Happy Earth Day. Way back in Jurassic times, we dinosaurs wrote here—about respected, got-no-dog-in-this-fight scientists’ findings that high-pressure disturbance of Mother Earth’s crust triggers earthquakes —“And this is California. Who needs more fracking quakes here?” That Southern California oil company just dropped its billion-dollar lawsuit against the good citizens of San Benito County for passing Measure J. A judge had already stopped their drilling.
But that company really wanted to drill San Benito County. One way or another. Even though high-pressure oil extraction—even the steam method injects leukemia-linked benzene—is expensive. And oil prices dropped like an oil-bearing rock. So, did the voters save those drillers money? Fossil fuel king “Tyrannosaurus” Rex Tillerson rakes in $40 million a year running ExxonMobil: the monster oil corporation cashing in the most chips from today’s hydraulic fracturing crapshoot.
Yet, quaking with anger that his monstrous Dallas-area McMansion might pancake or get its kitchen sink napalm-bombed, “T. Rex” sued his Texas county’s water-hogging frackers. And cut off their precious water supply.
Can we “fault” T. Rex for his “Not in My Fracking Back Yard” lawsuit? Because, thanks partly to T. Rex, lots of America looks like Godzilla rampaged across it. God’s Country looks more like “Godzilla’s Country.”

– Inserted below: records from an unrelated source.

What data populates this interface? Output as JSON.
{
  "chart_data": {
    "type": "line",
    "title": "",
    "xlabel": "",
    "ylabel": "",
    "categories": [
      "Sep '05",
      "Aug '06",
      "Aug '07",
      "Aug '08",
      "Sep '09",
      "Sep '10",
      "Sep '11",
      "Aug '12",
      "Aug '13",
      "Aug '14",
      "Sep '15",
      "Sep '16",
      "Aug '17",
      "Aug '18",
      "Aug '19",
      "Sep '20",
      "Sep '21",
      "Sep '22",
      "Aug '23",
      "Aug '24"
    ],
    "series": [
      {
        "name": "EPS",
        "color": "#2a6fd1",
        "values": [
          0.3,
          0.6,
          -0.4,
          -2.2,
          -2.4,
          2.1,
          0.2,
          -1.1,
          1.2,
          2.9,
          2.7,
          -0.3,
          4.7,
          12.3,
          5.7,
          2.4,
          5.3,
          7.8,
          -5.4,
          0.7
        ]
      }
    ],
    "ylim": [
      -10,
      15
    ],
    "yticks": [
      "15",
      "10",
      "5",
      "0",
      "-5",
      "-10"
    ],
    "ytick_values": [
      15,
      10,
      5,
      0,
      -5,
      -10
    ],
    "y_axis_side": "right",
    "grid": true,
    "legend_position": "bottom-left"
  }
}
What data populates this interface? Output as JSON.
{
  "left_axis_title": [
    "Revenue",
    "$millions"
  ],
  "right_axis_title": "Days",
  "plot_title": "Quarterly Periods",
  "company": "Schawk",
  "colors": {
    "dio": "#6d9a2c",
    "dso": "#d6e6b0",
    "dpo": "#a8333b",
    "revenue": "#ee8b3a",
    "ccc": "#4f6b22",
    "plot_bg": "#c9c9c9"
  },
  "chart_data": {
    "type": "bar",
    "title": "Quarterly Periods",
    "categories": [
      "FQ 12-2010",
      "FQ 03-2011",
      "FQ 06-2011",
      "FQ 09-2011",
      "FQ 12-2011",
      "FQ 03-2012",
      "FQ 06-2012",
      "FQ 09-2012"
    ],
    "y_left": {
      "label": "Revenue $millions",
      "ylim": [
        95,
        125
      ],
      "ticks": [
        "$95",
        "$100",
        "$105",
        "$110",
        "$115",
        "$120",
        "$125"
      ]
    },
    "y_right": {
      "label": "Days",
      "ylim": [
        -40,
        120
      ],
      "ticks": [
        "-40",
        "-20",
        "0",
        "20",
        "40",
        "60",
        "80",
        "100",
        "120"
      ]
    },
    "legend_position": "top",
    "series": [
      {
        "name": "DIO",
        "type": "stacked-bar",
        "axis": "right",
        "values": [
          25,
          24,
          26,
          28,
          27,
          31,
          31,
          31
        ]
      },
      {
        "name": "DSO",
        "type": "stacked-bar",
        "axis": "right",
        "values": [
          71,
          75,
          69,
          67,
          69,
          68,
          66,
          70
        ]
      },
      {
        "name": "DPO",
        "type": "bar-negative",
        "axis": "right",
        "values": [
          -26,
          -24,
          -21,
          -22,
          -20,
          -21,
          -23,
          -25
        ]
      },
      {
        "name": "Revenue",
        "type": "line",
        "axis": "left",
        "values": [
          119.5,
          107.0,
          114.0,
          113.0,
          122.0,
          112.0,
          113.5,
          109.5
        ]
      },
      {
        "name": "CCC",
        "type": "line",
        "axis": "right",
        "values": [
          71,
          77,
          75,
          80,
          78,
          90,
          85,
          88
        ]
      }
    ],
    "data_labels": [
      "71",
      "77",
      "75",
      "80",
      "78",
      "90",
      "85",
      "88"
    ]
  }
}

Plus, the Julia Roberts movie “Erin Brockovich” exposed kid-killing “cancer clusters” caused by PG&E secretly leaking poison into Californians’ underground drinking water supply. Unsafe drinking water is the world’s single biggest killer. And before high-pressure fracking, quakes were rare in Texas. So swarms of quakes have Texans like T. Rex, to quote the immortal Elvis Presley, “all shook up!”
World markets set gasoline prices. So gas prices paid locally by us—(and by our old, chronically-truant economics student, Ferris Bueller, to refill that borrowed Ferrari after Ferris’s “Day Off” joyride)—wouldn’t drop a penny from drilling sideways under our neighbors’ back yards. But leaking/injecting cancer-and-birth-defect-causing poisons through local drinking and irrigation water could cost us plenty.
With oil prices plunging, will drillers clean up the poisonous, Saran-wrapped lakes of rock-dissolving drilling fluid infectiously scarring Godzilla’s Country? Congress passed the Superfund toxic dump cleanup bill in 1980. But taxpayers are still cleaning up Silicon Valley’s and Fort Ord’s poisoned groundwater.
Remember British Petroleum drillin’-and-spillin’? And-killin’ America’s Gulf Coast? “Stuff happens!”
High-pressure drilling leaks more climate-changing greenhouse gas than all the—uh, incontinent—cows on the planet. And that’s no bull. Last year, California’s worst drought in recorded history helped “beef-up” beef prices 20 percent. While corporate high-pressure drillers were outbidding American farmers and ranchers for water.
Did neighboring frackers help dry up those Central Valley wells? Remember Valley folks showering in church parking lots? Maybe folks just wanted to shower on TV? At church? Sure, who couldn’t use the cash from selling rights to drill under our neighbors’ yards and poison their well water? Times have been so hard all over since the Not-So-Great Crash of ’08 that one brewery in Denmark even cancelled its employees’ paid breaks.
Not paid coffee-and-Danish pastry breaks. Paid beer breaks. During that fine Danish brewery’s work breaks, brewskis are no longer “on the house.”
Is nothing sacred? Corporate T. Rex-Godzillas are trying to drown out safe water cell-phone-and-shoe-leather volunteers. By blitzing and brainwashing voters. With multimillion-dollar TV campaigns selling “The Joy of Fracking.”
Karen and Tom Lantz are from Hollister.